The company had raised around £45 million from investors, many of whom were individuals sinking their savings into its impressive-looking returns of up to 9.9%.
It sold so-called mini-bonds, company debt with high returns which is not traded on public markets and not protected by compensation schemes.
Below Mr Nunn’s praise for his team, and pictures of a block of flats the company was building, several people vied for his attention, and his money.
“My company under take (sic) all groundwork and brickwork and have years of experience in construction I now want to do my own developments but require a backer,” said Barry Blythe, director of Fleetwood Construction.
“If you would be interested please let me no (sic).”
Another poster wrote: “Have two fabulous country property developments that require a funding structure.”
“I encourage you to work together with us … will give you the information about our company tomorrow,” said a third.
However, on Wednesday this week everything came crashing down for the 15-year financial services veteran, as he called in administrators Duff & Phelps to oversee the process.
The writing had been on the wall since October when Blackmore missed a promised interest payment to investors.
Documents seen by PA show that Blackmore was already getting demands for payments from a supplier stretching back to September 2019, weeks before investors had their first payment cancelled.
The supplier has since cancelled its contract with Blackmore, with bills still outstanding.
PA has spoken to several Blackmore investors who had already seen savings wiped out when London Capital & Finance, another mini-bond company, went bust in January last year.
The Financial Conduct Authority has faced criticism for not cracking down on the mini-bond sector, which is not covered by the Financial Services Compensation Scheme that protects investors’ money up to £85,000.
A promised deadline to make up Blackmore’s shortfall in December came and went, and another quarterly payment in January was also missed. A third payment was due at the end of April.
Until the end, Blackmore claimed on its website to have a 100% track record of paying out to its clients, and said that £4.25 million has been paid in interest to investors since 2016.
It added that there were £245 million of development projects in its pipeline.
But in November the Evening Standard catalogued a series of delays at the company’s development sites, with numerous examples of “completed” buildings which were still under construction.
Now PA can reveal that several former Blackmore employees had already removed references to the firm from their public profiles on LinkedIn, a social media platform and CV used by professionals, months before it collapsed.
At the bottom of Mr Nunn’s LinkedIn post from two years ago, he thanks eight men, two of whom have no record of Blackmore on their CVs on the site.
One of them, Ricky Poonia, was appointed as head of real estate for Blackmore around August 2017. It is unclear when Mr Poonia stopped working for the business.
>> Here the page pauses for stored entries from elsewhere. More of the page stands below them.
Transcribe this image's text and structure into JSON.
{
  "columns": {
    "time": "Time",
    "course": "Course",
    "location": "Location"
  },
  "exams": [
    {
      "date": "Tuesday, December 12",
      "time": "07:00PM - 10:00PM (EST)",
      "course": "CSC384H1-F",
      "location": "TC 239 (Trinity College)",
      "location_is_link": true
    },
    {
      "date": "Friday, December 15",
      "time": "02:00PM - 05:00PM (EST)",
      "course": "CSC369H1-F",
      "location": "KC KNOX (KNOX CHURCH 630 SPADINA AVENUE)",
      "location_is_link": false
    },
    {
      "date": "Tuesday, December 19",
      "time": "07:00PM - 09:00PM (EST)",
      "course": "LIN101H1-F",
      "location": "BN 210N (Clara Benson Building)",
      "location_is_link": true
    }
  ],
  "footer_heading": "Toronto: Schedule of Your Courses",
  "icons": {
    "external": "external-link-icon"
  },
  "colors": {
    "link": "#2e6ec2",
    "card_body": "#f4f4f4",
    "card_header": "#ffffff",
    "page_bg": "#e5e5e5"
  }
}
A year ago he appeared in a LinkedIn video talking about Blackmore’s projects.
A LinkedIn profile linked to Mr Poonia does not mention his erstwhile employer.
It says he has been director of Dalgety Bay, a “family owned property development and investment business”, since July 2017, around the time he started at Blackmore.
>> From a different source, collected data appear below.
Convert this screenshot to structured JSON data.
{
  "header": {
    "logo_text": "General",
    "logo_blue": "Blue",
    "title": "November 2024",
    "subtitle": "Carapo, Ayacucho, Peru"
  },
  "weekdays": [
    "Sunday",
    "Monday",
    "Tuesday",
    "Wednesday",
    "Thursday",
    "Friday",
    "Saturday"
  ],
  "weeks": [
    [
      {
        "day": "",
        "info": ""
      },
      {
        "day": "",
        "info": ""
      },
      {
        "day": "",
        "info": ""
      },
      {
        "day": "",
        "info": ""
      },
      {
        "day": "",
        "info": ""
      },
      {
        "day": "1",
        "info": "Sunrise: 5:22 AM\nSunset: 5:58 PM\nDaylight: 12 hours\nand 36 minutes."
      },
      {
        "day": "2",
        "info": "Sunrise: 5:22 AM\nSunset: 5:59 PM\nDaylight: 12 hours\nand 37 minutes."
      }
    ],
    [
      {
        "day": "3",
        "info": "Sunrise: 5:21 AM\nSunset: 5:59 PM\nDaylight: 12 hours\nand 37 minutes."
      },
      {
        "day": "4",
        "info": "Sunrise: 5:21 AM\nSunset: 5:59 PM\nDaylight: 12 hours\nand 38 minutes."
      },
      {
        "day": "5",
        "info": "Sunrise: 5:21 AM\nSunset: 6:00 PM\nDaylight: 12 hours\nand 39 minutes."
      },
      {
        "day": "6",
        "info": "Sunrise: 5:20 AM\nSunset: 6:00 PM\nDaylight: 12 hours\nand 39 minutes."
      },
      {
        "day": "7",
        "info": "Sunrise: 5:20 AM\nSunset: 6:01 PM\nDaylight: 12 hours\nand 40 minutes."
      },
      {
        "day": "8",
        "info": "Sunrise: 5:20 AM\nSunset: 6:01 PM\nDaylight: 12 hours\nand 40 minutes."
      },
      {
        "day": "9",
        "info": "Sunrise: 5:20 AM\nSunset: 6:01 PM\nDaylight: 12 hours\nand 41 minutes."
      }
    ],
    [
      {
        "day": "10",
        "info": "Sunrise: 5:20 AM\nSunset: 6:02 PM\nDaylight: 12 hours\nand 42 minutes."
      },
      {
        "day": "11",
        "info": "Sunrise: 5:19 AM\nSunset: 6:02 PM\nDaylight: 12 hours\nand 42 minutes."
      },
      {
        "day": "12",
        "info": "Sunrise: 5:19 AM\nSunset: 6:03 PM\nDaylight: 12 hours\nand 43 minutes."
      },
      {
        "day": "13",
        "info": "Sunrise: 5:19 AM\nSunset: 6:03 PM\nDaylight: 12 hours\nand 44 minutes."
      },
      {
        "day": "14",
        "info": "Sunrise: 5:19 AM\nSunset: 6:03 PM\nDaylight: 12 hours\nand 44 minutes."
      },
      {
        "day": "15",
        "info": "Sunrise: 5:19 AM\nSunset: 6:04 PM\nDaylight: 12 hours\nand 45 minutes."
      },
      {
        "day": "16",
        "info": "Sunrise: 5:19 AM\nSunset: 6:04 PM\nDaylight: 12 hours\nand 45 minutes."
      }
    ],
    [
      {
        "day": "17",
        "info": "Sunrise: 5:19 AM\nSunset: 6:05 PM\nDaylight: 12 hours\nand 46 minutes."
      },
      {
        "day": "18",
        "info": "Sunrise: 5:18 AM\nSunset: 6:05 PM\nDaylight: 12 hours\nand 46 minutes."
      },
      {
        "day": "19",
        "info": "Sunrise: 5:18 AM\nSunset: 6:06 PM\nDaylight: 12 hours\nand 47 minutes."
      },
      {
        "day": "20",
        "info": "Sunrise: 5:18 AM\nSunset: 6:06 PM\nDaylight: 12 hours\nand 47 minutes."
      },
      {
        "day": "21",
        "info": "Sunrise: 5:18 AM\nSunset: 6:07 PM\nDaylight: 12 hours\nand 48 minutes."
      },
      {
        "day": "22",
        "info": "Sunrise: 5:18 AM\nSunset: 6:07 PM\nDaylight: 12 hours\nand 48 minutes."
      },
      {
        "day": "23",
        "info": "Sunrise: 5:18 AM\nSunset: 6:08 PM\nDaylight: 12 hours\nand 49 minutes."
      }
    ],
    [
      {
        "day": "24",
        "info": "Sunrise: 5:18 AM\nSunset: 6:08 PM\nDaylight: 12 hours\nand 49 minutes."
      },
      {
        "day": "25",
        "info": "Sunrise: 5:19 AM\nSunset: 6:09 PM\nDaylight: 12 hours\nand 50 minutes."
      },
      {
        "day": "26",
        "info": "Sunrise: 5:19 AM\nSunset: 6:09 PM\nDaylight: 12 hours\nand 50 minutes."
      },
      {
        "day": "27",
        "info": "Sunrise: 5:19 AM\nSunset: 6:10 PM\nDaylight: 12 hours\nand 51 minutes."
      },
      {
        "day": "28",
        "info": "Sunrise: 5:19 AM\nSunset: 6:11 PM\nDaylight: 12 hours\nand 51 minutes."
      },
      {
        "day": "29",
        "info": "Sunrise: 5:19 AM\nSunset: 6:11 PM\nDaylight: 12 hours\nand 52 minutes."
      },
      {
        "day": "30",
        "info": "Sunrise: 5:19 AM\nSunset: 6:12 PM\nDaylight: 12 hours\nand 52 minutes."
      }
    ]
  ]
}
A second man mentioned in Mr Nunn’s post is former Blackmore director Luke Averill, who now runs The Averill Group with his wife.
In February, TAG, as it is known, announced plans for a new housing development with 37 homes in the North West of England.
Mr Averill appears in a LinkedIn picture at the company’s Alston Bank development with former head of business development at Blackmore, Gavin Pearson. Neither man has Blackmore on his LinkedIn CV.
The company’s former head of international, Mark Aitchison, who ran its Dubai office, does not refer to Blackmore on his LinkedIn CV. He now runs other firms in Dubai, including a chain of barber shops, according to the profile.